The truth is, sex workers are only as free as credit card companies, banks, and monopolistic tech companies decide they are financially risky. When we are deemed a threat, OnlyFans happens. Patreon happens. Chase happens. Tumblr happens. This should frighten anyone who cares about free speech online. Sex workers have a fundamental right to provide their labor on the internet. They also have a right to financial stability. The ongoing deplatforming of sex work reveals how our ability to speak and move freely on social media is increasingly a privilege, not a right. The more Wall Street and Silicon Valley divvy up our online presence, the less freedom we all have to move about the ‘net.

“No corporation should be able to arbitrarily decide where and how we are able to spend our money, but that’s exactly what’s happening here,” Fight for the Future’s campaigns and communications director Lia Holland told the Daily Dot. “OnlyFans is the latest to cave in a long, hypocritical tradition of prioritizing the moral concerns of major financial institutions by deplatforming the very people responsible for the website’s success: sex workers.”

The months ahead will look dizzying and stressful for many sex workers who rely on OnlyFans to pay the bills. Some sex workers will financially recover; some won’t. Clue herself took a hit, projecting she’ll lose approximately $1,000 a month as she makes the switch from OnlyFans to sex-worker run alternative platform JustForFans. 
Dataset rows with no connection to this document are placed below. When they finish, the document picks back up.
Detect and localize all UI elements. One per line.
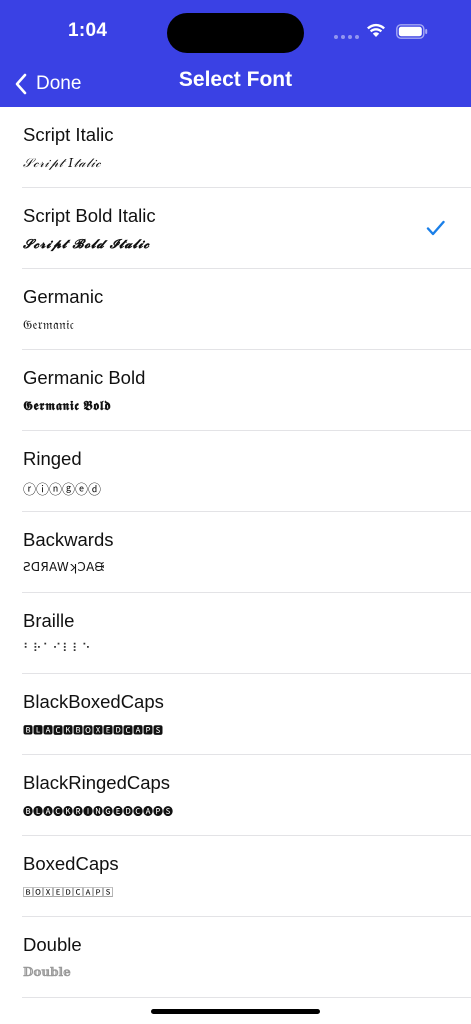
- font-row-germanic-bold[interactable]: Germanic Bold 𝕲𝖊𝖗𝖒𝖆𝖓𝖎𝖈 𝕭𝖔𝖑𝖉: [0, 350, 471, 431]
- font-row-ringed[interactable]: Ringed ⓡⓘⓝⓖⓔⓓ: [0, 431, 471, 512]
- font-name: BlackRingedCaps: [23, 772, 171, 793]
- status-time: 1:04: [68, 20, 108, 41]
- font-name: Backwards: [23, 529, 114, 550]
- font-sample: ƧᗡЯAWʞƆAᙠ: [23, 560, 105, 574]
- page-title: Select Font: [178, 68, 293, 91]
- font-row-germanic[interactable]: Germanic 𝔊𝔢𝔯𝔪𝔞𝔫𝔦𝔠: [0, 269, 471, 350]
- navigation-header: 1:04 Done Select Font: [0, 0, 471, 107]
- cellular-signal-icon: [334, 35, 359, 39]
- font-name: Germanic Bold: [23, 367, 146, 388]
- font-sample: ⠃⠗⠁⠊⠇⠇⠑: [23, 641, 92, 655]
- font-sample: 𝔻𝕠𝕦𝕓𝕝𝕖: [23, 965, 71, 979]
- battery-icon: [396, 24, 428, 39]
- font-name: BlackBoxedCaps: [23, 691, 164, 712]
- font-name: Germanic: [23, 286, 104, 307]
- font-sample: 𝒮𝒸𝓇𝒾𝓅𝓉 𝐼𝓉𝒶𝓁𝒾𝒸: [23, 155, 102, 170]
- font-sample: 𝓢𝓬𝓻𝓲𝓹𝓽 𝓑𝓸𝓵𝓭 𝓘𝓽𝓪𝓵𝓲𝓬: [23, 236, 150, 251]
- font-sample: 🅑🅛🅐🅒🅚🅡🅘🅝🅖🅔🅓🅒🅐🅟🅢: [23, 807, 173, 818]
- dynamic-island: [167, 13, 304, 53]
- font-row-braille[interactable]: Braille ⠃⠗⠁⠊⠇⠇⠑: [0, 593, 471, 674]
- font-name: Ringed: [23, 448, 82, 469]
- font-name: BoxedCaps: [23, 853, 119, 874]
- font-row-black-boxed-caps[interactable]: BlackBoxedCaps 🅱🅻🅰🅲🅺🅱🅾🆇🅴🅳🅲🅰🅿🆂: [0, 674, 471, 755]
- font-sample: 𝕲𝖊𝖗𝖒𝖆𝖓𝖎𝖈 𝕭𝖔𝖑𝖉: [23, 398, 112, 413]
- font-name: Braille: [23, 610, 75, 631]
- font-row-script-bold-italic[interactable]: Script Bold Italic 𝓢𝓬𝓻𝓲𝓹𝓽 𝓑𝓸𝓵𝓭 𝓘𝓽𝓪𝓵𝓲𝓬: [0, 188, 471, 269]
- font-row-script-italic[interactable]: Script Italic 𝒮𝒸𝓇𝒾𝓅𝓉 𝐼𝓉𝒶𝓁𝒾𝒸: [0, 107, 471, 188]
- wifi-icon: [367, 23, 385, 37]
- font-sample: 𝔊𝔢𝔯𝔪𝔞𝔫𝔦𝔠: [23, 317, 75, 332]
- font-row-black-ringed-caps[interactable]: BlackRingedCaps 🅑🅛🅐🅒🅚🅡🅘🅝🅖🅔🅓🅒🅐🅟🅢: [0, 755, 471, 836]
- font-row-boxed-caps[interactable]: BoxedCaps 🄱🄾🅇🄴🄳🄲🄰🄿🅂: [0, 836, 471, 917]
- font-name: Script Italic: [23, 124, 114, 145]
- font-row-double[interactable]: Double 𝔻𝕠𝕦𝕓𝕝𝕖: [0, 917, 471, 998]
- font-sample: 🄱🄾🅇🄴🄳🄲🄰🄿🅂: [23, 888, 113, 899]
- font-sample: 🅱🅻🅰🅲🅺🅱🅾🆇🅴🅳🅲🅰🅿🆂: [23, 726, 163, 737]
- font-row-backwards[interactable]: Backwards ƧᗡЯAWʞƆAᙠ: [0, 512, 471, 593]
- font-list: Script Italic 𝒮𝒸𝓇𝒾𝓅𝓉 𝐼𝓉𝒶𝓁𝒾𝒸 Script Bold …: [0, 107, 471, 998]
- checkmark-icon: [426, 220, 445, 236]
- font-sample: ⓡⓘⓝⓖⓔⓓ: [23, 483, 102, 498]
- font-name: Script Bold Italic: [23, 205, 156, 226]
- home-indicator: [151, 1009, 320, 1014]
- screen: 1:04 Done Select Font Script Italic 𝒮𝒸𝓇𝒾…: [0, 0, 471, 1024]
- font-name: Double: [23, 934, 82, 955]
As panic-inducing as the current moment is, she stresses sex workers should turn to community to support them, and they should take the time to diversify ventures. Some sex workers are going one step further; OnlyFans model Delilah D’Lune is collaborating with other sex workers on a model site of their own. I previously helped consult with the project, and I have high hopes for its team.

No matter what the next months ahead look like, we have to be honest about our future. We are enmeshed with the corporations that underpin the websites we use daily. The old internet is dead. OnlyFans’ NSFW ban is our future. We can no longer turn our backs on sex workers. The free and open internet’s destiny is linked to their safety—and the prognosis this October is grim.